Крик зелёного ленивца - [44]
Энди осыпал меня ежедневными знаками внимания — вечно что-нибудь придумает приятное, пусть просто улыбнется — а она, она хоть каплю бы сочувствия выказала попавшей в такую беду соседке. Протрусит мимо моего дома по дороге в парк, загорать (была исключительно загорелая всегда), а в мою сторону даже и не глянет, хоть ты изо всех сил ей стучи в окно. Но я-то, я все видела. Я никогда, естественно, за нею не шпионила — очень надо! — но она ведь особо и не таилась. И она, конечно, знала, что я у самого окна, когда нарочно не реагировала на мой стук. Ведь это ж сердце кровью обливается — смотреть, как она водит мужиков, которые ей в сыновья годятся, потом сматывается, а потом Энди идет домой, посвистывает на ходу, парит, наверно, в литературных облаках или листок разглядывает, который подобрал на тротуаре.
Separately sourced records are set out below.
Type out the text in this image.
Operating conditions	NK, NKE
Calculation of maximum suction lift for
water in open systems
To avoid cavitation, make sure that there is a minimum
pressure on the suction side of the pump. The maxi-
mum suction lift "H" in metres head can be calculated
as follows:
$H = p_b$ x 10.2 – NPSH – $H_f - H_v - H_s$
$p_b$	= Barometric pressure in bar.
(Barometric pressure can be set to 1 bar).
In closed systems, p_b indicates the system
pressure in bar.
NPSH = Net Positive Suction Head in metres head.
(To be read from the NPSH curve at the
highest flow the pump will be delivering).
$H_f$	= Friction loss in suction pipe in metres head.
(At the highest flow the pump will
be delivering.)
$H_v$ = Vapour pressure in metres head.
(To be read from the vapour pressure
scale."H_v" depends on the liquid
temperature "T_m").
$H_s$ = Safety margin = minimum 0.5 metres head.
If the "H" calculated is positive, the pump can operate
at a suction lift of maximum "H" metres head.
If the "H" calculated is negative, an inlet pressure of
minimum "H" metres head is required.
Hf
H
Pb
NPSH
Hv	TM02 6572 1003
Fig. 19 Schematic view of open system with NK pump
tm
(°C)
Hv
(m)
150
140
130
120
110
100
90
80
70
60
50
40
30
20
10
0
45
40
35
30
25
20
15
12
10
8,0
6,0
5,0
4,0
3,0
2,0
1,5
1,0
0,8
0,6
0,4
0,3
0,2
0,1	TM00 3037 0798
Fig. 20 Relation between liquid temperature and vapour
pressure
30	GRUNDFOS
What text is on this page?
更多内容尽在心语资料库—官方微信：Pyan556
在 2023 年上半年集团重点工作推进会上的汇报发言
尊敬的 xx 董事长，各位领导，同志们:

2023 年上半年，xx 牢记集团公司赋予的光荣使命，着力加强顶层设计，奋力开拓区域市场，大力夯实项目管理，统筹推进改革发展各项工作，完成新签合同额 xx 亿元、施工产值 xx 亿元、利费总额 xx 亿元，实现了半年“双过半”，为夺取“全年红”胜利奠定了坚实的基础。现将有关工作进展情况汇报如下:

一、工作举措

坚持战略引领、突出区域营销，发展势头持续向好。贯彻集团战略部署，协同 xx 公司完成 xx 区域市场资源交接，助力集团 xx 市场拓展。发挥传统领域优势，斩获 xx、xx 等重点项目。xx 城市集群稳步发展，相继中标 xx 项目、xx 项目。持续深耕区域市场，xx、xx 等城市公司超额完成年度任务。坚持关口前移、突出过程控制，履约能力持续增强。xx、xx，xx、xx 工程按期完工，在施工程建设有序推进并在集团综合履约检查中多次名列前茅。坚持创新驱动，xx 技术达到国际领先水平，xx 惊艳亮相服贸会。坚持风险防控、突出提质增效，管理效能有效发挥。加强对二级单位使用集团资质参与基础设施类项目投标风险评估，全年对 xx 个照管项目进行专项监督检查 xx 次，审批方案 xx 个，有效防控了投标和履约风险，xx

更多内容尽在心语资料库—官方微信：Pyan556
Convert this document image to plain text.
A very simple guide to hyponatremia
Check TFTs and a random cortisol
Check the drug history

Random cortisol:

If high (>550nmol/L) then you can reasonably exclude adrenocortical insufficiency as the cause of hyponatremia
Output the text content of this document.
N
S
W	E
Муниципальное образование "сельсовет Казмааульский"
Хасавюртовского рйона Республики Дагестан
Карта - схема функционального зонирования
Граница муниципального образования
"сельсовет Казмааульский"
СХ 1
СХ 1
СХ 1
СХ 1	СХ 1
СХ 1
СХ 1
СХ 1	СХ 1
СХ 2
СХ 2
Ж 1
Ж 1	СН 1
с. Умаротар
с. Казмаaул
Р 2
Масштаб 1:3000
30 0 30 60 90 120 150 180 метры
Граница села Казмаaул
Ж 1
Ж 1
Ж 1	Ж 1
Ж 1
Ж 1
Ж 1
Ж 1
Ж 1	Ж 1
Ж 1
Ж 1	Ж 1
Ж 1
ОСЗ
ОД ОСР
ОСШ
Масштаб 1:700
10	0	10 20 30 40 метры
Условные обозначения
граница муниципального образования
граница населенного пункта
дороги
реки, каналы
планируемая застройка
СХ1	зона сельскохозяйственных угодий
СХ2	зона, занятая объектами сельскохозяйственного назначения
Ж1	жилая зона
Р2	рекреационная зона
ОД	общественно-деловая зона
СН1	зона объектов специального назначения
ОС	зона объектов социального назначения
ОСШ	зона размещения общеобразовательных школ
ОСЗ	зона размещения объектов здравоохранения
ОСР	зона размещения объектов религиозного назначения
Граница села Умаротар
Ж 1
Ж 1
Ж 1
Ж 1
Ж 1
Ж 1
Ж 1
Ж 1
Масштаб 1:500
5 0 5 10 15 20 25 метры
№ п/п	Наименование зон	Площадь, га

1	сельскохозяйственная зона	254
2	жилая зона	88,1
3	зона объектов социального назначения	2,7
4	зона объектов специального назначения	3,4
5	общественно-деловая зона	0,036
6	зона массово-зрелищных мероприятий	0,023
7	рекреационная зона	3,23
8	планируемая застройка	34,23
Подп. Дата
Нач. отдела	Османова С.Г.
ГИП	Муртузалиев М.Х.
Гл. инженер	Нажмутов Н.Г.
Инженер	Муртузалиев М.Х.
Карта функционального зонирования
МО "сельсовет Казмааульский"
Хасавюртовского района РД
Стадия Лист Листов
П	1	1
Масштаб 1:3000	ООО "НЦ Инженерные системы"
Это, конечно, еще вначале, пока он не знал. Ах, да что тут говорить.
Потом, когда уже узнал, уже после тех бурных месяцев и, в конце концов, ее отбытия на мотоцикле к более злачным пажитям, я заметила в нем перемену. Больше никаких тебе посвистываний на улице. И однако, он упорно продолжал работать, у себя за письменным столом, с шести утра, ежедневно, даже по выходным Я вынуждена коротать унылые одинокие часы, и штучки-дрючки мелких пташечек, которые я наблюдаю иногда на деревьях и кустах перед своим окном, помогают мне рассеяться. Потому-то мощный бинокль всегда у меня под рукой. Страшась за Энди с тех пор, как его покинула жена, я порой ловила его линзами своего прибора, когда он работал у себя за письменным столом у верхнего окна. Я таким образом рассчитывала уловить и пресечь его тенденцию опускаться, пока не будет слишком поздно. Несколько лет назад я наблюдала человека, углубленного в творчество, — может, порой и прервется, и поглядит задумчиво в окно, — человека, какого в прошлом веке окрестили бы "служителем муз". Ну, пожует, положим, карандаш, поскребет непокорное ухо. Не более того! А теперь я чаще всего вижу лицо, искаженное в ответ — я, конечно, могу только предполагать — на невыносимые внутренние страдания. Все мины его и жесты стали непомерны, преувеличенны, смехотворны даже, — они напоминают мне те лицедейские ужимки, какие видишь в старом немом кино. Разинет рот, оголит десны с каким-то диким ржаньем или водит туда-сюда нижней челюстью, будто испытывает ее на прочность. А то, бывает, дергает пучочки волос по бокам головы, над самыми ушами, как будто хочет разодрать свою незадачливую черепушку. Карандаши, а то и шариковые ручки надвое переламывает, иногда зубами, и бросает (или выплевывает) в окно обе половинки. Бешено строчит-строчит аж несколько минут, а потом вымарывает все, что написал, перечеркивает крестом так яростно, что локоть так и ходит, так и вихляется, будто он крутое тесто месит. А то скомкает эту страницу и в рот сует. Ну ужас.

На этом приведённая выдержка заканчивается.